É o Plano da Índia Para Mix de Energia Nova A divisor de águas?

O plano da Índia para o novo mix energético é um fator de mudança

Wnquanto o foco político focado em dois maiores poluidores do mundo - China e os EUA - na corrida para as negociações climáticas Lima, pressão está aumentando sobre a Índia para definir metas de emissões para ajudar a prevenir o planeta superaquecimento.

NOVA DELHI, 10 Dezembro, 2014 - A contribuição da Índia para as emissões globais de carbono foi de apenas 7% no ano passado, mas há temores no mundo ocidental de que o rápido crescimento populacional e desenvolvimento significarão que este país será em breve um grande poluidor - como seu vizinho, a China.
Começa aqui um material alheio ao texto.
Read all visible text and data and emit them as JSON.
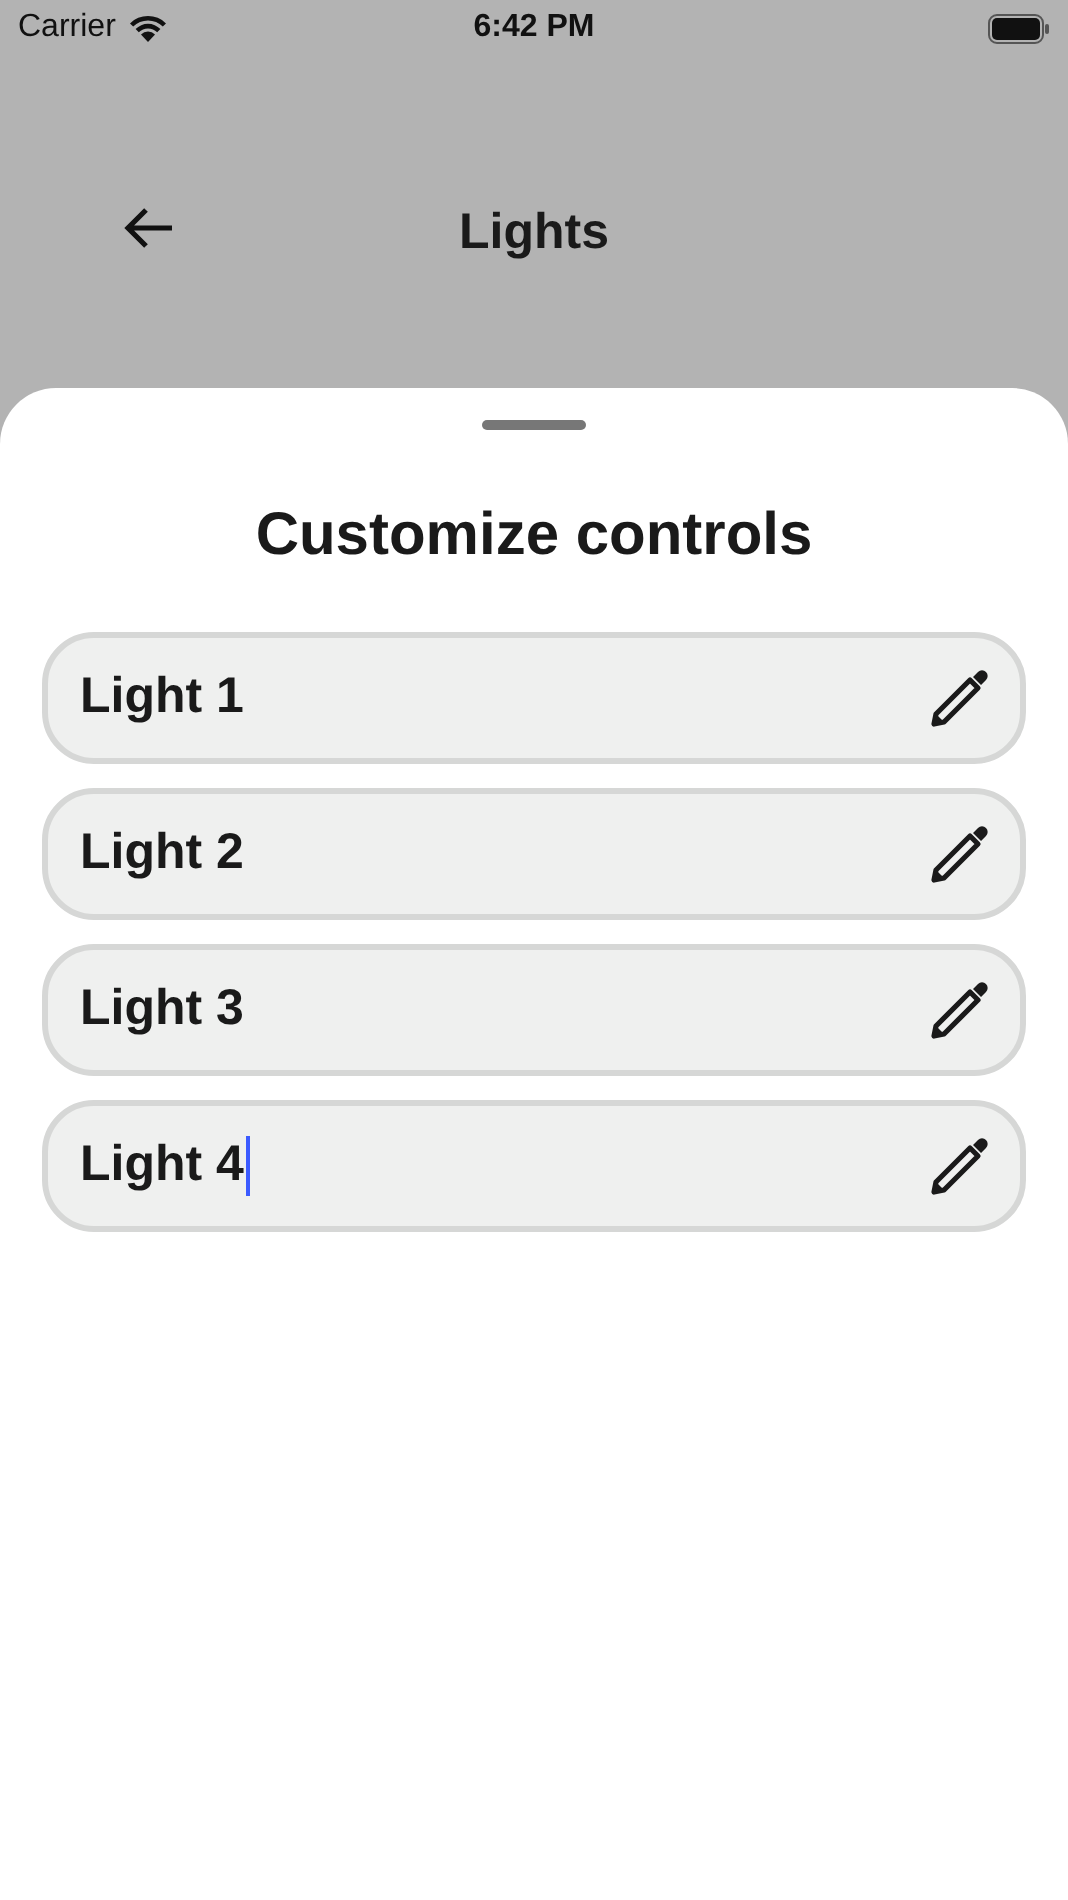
{
  "status_bar": {
    "carrier": "Carrier",
    "time": "6:42 PM"
  },
  "nav": {
    "title": "Lights"
  },
  "sheet": {
    "title": "Customize controls",
    "fields": [
      {
        "value": "Light 1",
        "focused": false
      },
      {
        "value": "Light 2",
        "focused": false
      },
      {
        "value": "Light 3",
        "focused": false
      },
      {
        "value": "Light 4",
        "focused": true
      }
    ]
  }
}
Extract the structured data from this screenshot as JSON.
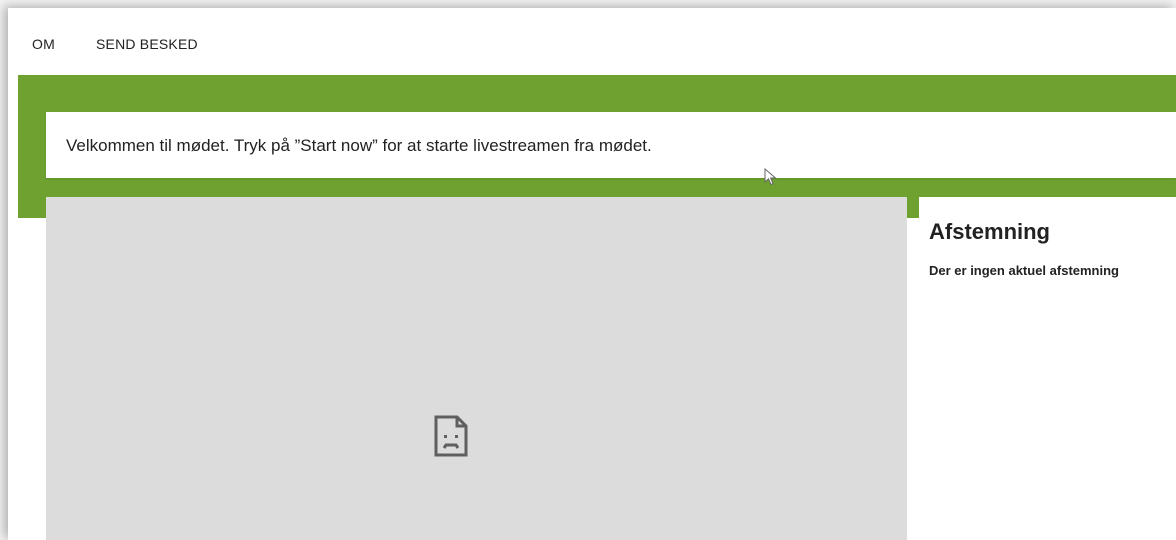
{
  "nav": {
    "items": [
      {
        "label": "OM"
      },
      {
        "label": "SEND BESKED"
      }
    ]
  },
  "welcome": {
    "message": "Velkommen til mødet. Tryk på ”Start now” for at starte livestreamen fra mødet."
  },
  "video": {
    "icon": "sad-page-icon"
  },
  "panel": {
    "title": "Afstemning",
    "status": "Der er ingen aktuel afstemning"
  },
  "colors": {
    "accent_green": "#6ea12f",
    "video_placeholder": "#dcdcdc"
  }
}
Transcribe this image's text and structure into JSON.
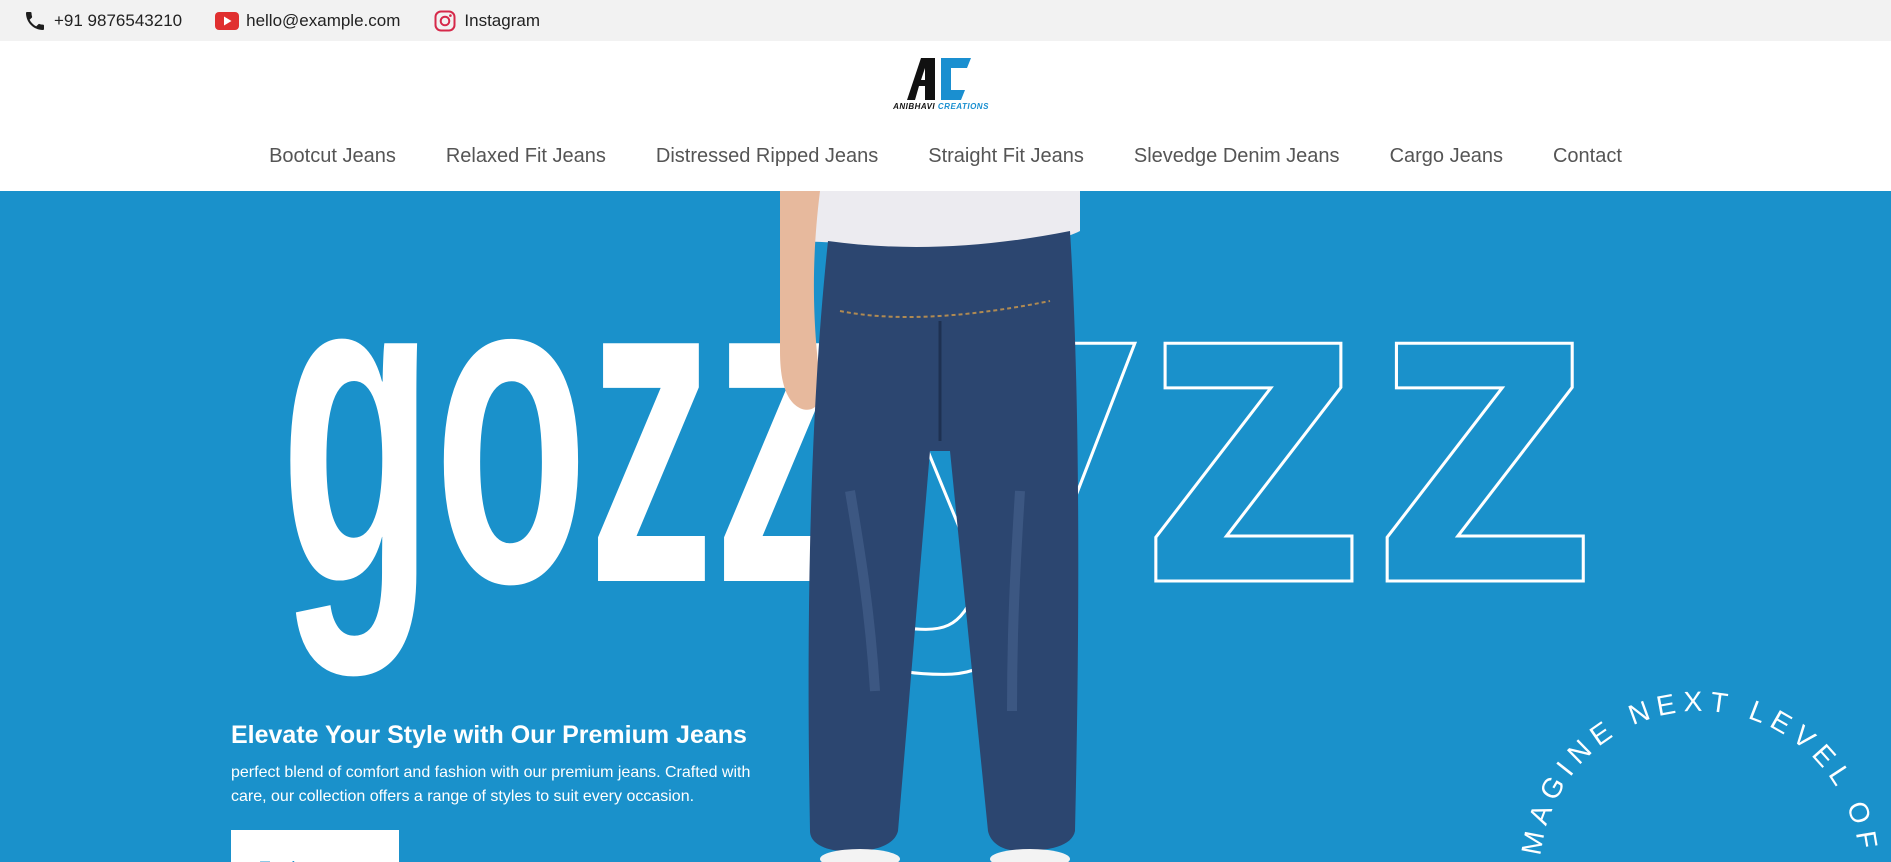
{
  "topbar": {
    "phone": "+91 9876543210",
    "email": "hello@example.com",
    "instagram": "Instagram"
  },
  "brand": {
    "logo_letters": "AC",
    "tagline_part1": "ANIBHAVI",
    "tagline_part2": "CREATIONS"
  },
  "nav": {
    "items": [
      {
        "label": "Bootcut Jeans"
      },
      {
        "label": "Relaxed Fit Jeans"
      },
      {
        "label": "Distressed Ripped Jeans"
      },
      {
        "label": "Straight Fit Jeans"
      },
      {
        "label": "Slevedge Denim Jeans"
      },
      {
        "label": "Cargo Jeans"
      },
      {
        "label": "Contact"
      }
    ]
  },
  "hero": {
    "big_text_solid": "gozz",
    "big_text_outline": "yzz",
    "heading": "Elevate Your Style with Our Premium Jeans",
    "description": "perfect blend of comfort and fashion with our premium jeans. Crafted with care, our collection offers a range of styles to suit every occasion.",
    "button_label": "Explore more",
    "circle_text": "IMAGINE NEXT LEVEL OF FASHION"
  },
  "colors": {
    "accent": "#1a91cb",
    "topbar_bg": "#f2f2f2",
    "youtube_red": "#e02f2f",
    "instagram_red": "#d6294a",
    "denim": "#2c4670"
  },
  "icons": {
    "phone": "phone-icon",
    "email": "youtube-icon",
    "instagram": "instagram-icon"
  }
}
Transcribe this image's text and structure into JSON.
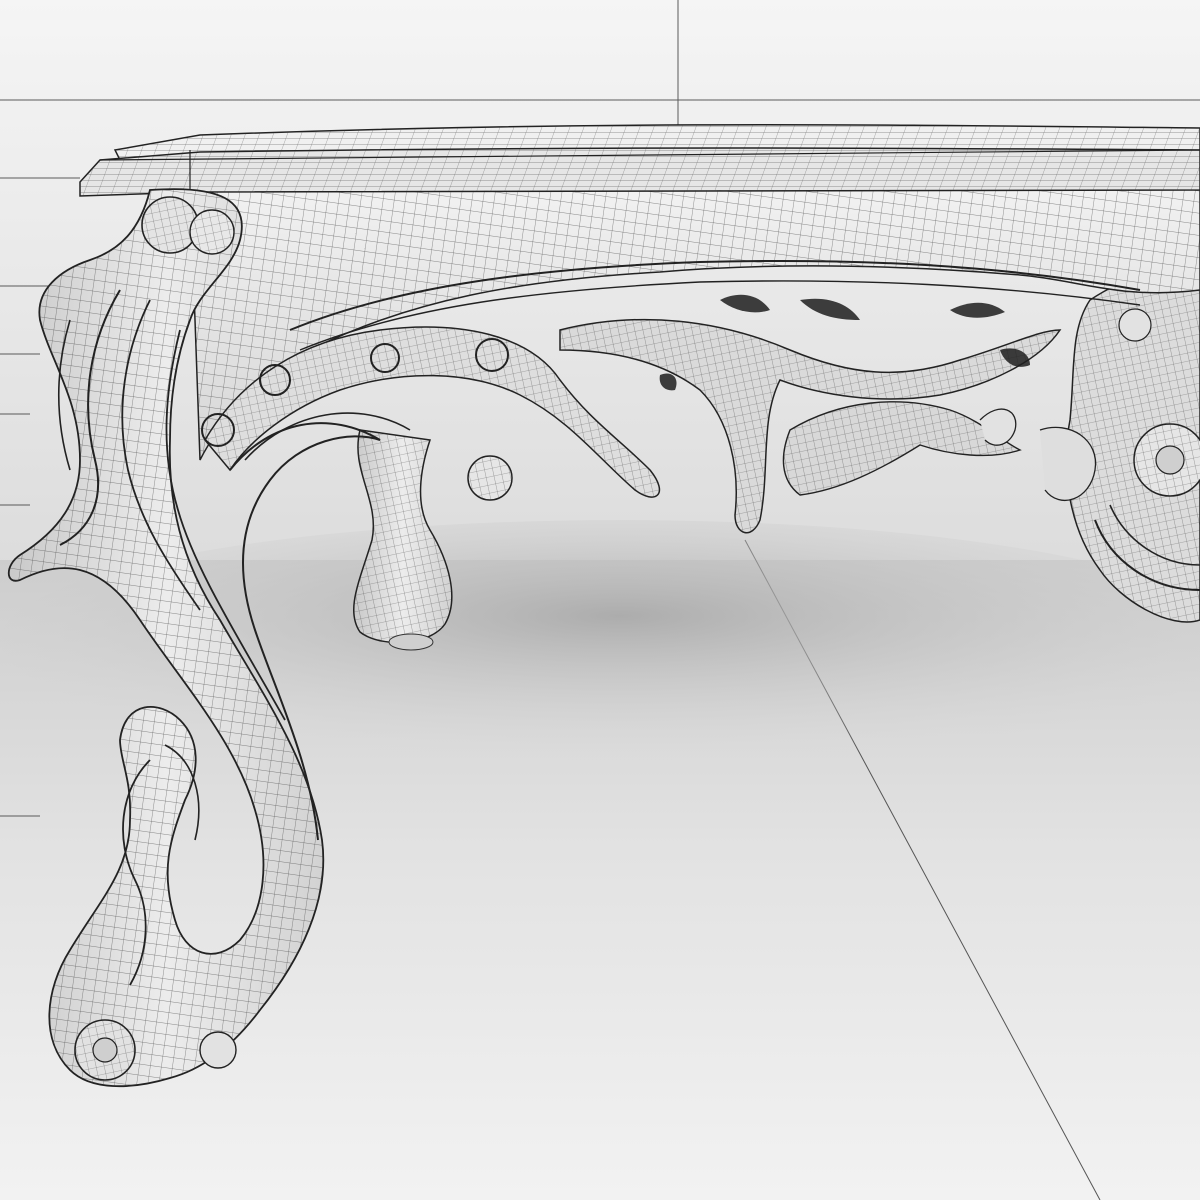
{
  "scene": {
    "subject": "wireframe-render-carved-baroque-console-table",
    "colors": {
      "wall_top": "#f4f4f4",
      "wall_bottom": "#d9d9d9",
      "floor_far": "#cfcfcf",
      "floor_near": "#f3f3f3",
      "surface": "#e9e9e9",
      "surface_shadow": "#bdbdbd",
      "wire": "#3a3a3a",
      "guide_line": "#555555"
    }
  }
}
Para o mundo, é uma preocupação continuada que se o país em breve ter a maior população do mundo se desenvolve - como a China tem - pela queima de carvão, as alterações climáticas irão certamente ficar fora de controle.

Até agora, nenhum compromisso com a mudança climática foi feito pela Índia, pois aguarda para ver o que os países desenvolvidos oferecem para provar que estão falando sério sobre ajuda, transferência de tecnologia e metas para reduzir suas próprias emissões.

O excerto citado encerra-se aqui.